Walgreens (NYSE:WAG) may have missed Wall Street's profit expectations on Tuesday (June 25), but the pharmacy chain is just now beginning to use marketing insights it has gained from its year-old loyalty program, the pharmacy chain's CEO said.
"With 75 million people signed up, we're turning our focus from enrollment to redemption and rewards," Walgreens CEO Greg Wasson told financial analysts on an earnings call. That enrollment effort—and getting the rate of loyalty use up to 60 percent of purchases—may have reduced the chain's conventional promotional efforts, which in turn might have contributed to the earnings miss. Earnings were 85 cents a share instead of Wall Street's forecast of 91 cents.
That shortfall wasn't due to the cost of the actual IT systems for the loyalty program, dubbed Balance Rewards, though Walgreens won't detail the actual outlay. "We haven't called out what we did in terms of investing in systems for Balance Rewards and also for people," said Walgreens CFO Wade Miquelon. "I would say it wasn't not meaningful, but it wasn't unusually meaningful either."
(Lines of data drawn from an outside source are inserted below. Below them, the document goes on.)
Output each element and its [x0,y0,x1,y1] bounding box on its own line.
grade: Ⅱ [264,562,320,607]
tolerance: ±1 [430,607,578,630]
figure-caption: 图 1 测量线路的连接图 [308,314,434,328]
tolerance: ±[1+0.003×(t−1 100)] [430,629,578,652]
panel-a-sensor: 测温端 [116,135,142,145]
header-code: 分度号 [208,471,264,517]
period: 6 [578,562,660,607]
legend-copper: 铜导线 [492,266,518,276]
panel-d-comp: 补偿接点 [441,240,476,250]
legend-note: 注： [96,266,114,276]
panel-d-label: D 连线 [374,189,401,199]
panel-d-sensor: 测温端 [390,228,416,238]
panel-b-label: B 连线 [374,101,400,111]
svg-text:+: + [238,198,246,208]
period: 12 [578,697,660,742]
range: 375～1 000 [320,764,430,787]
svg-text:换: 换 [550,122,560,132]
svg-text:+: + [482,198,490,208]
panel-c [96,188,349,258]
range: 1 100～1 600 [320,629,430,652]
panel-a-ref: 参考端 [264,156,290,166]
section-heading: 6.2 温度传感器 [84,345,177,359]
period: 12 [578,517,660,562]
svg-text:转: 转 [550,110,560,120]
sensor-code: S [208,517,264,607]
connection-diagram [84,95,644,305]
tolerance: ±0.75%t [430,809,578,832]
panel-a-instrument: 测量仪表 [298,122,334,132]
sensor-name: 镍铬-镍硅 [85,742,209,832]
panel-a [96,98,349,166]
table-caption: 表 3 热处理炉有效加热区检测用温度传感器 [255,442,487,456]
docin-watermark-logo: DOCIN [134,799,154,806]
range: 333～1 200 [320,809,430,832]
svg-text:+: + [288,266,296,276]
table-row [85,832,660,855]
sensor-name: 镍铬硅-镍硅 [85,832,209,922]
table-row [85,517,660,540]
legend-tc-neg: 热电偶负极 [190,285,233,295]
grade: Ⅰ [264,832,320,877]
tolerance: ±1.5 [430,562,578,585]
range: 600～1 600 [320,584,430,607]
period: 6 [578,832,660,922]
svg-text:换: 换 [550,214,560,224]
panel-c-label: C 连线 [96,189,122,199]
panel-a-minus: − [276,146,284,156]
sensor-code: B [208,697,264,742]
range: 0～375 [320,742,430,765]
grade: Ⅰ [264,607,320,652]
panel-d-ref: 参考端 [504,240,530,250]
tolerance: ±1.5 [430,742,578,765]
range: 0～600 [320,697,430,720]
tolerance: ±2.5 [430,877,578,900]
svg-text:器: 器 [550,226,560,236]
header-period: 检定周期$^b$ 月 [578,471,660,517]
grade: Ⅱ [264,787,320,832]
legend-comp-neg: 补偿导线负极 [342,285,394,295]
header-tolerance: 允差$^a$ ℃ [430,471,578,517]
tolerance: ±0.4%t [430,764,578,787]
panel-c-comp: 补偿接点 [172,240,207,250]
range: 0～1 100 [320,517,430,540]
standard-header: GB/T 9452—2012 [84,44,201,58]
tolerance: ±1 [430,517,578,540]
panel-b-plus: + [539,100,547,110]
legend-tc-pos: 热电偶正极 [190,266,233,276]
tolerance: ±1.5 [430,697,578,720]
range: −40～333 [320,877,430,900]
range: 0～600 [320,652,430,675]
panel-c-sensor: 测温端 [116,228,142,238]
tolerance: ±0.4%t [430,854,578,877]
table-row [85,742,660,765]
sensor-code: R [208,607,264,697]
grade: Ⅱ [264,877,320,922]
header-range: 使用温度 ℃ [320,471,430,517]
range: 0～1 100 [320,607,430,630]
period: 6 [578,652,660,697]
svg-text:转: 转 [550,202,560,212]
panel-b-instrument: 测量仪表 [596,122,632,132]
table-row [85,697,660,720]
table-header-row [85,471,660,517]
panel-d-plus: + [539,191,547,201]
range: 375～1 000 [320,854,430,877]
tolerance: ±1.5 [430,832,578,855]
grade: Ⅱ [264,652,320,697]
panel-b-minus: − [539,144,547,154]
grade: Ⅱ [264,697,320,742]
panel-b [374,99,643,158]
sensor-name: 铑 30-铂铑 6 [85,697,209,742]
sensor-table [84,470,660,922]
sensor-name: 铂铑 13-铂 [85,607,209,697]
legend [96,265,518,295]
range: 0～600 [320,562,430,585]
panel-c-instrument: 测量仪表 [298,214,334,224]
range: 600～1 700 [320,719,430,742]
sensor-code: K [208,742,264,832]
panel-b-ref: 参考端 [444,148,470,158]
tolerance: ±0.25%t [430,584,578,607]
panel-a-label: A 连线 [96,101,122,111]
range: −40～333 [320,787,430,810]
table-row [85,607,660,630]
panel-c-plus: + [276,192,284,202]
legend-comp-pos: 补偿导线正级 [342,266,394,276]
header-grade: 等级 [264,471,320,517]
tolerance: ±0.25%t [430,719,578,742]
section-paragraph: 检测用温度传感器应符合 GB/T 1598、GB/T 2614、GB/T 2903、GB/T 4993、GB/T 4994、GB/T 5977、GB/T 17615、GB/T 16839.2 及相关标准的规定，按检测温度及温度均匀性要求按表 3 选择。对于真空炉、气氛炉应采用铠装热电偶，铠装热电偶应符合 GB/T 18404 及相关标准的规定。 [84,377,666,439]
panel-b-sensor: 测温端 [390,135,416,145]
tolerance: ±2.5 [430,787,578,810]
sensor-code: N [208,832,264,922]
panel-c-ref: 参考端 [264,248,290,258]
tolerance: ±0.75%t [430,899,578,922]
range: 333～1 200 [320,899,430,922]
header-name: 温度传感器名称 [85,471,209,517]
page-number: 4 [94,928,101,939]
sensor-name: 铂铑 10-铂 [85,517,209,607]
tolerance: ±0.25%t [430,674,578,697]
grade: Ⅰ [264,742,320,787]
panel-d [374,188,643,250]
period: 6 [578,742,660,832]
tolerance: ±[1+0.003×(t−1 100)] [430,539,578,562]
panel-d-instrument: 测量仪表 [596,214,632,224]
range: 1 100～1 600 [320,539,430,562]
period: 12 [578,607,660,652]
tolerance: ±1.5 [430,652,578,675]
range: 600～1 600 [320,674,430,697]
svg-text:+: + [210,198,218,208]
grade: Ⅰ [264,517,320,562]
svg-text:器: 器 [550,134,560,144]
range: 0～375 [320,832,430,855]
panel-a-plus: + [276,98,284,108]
But with so much of the chain's marketing effort aimed at signing up loyalty members, "we probably got a little less promotional " in areas like newspaper circulars, Wasson admitted. That advertising drives front-of-store purchases, which is where sales weren't up enough to satisfy analysts.
That should start changing now, with loyalty-program data being used to decide what gets heaviest promotion in the circulars, as well as to localize some of them. "We've now got critical mass of people enrolled, critical mass of points. We also have critical mass of what I would call data analytics and insights. So I think as we move forward here, we just get progressively better," said Mark Wagner, president of store operations. "I think the real heart of it kind of starts about now."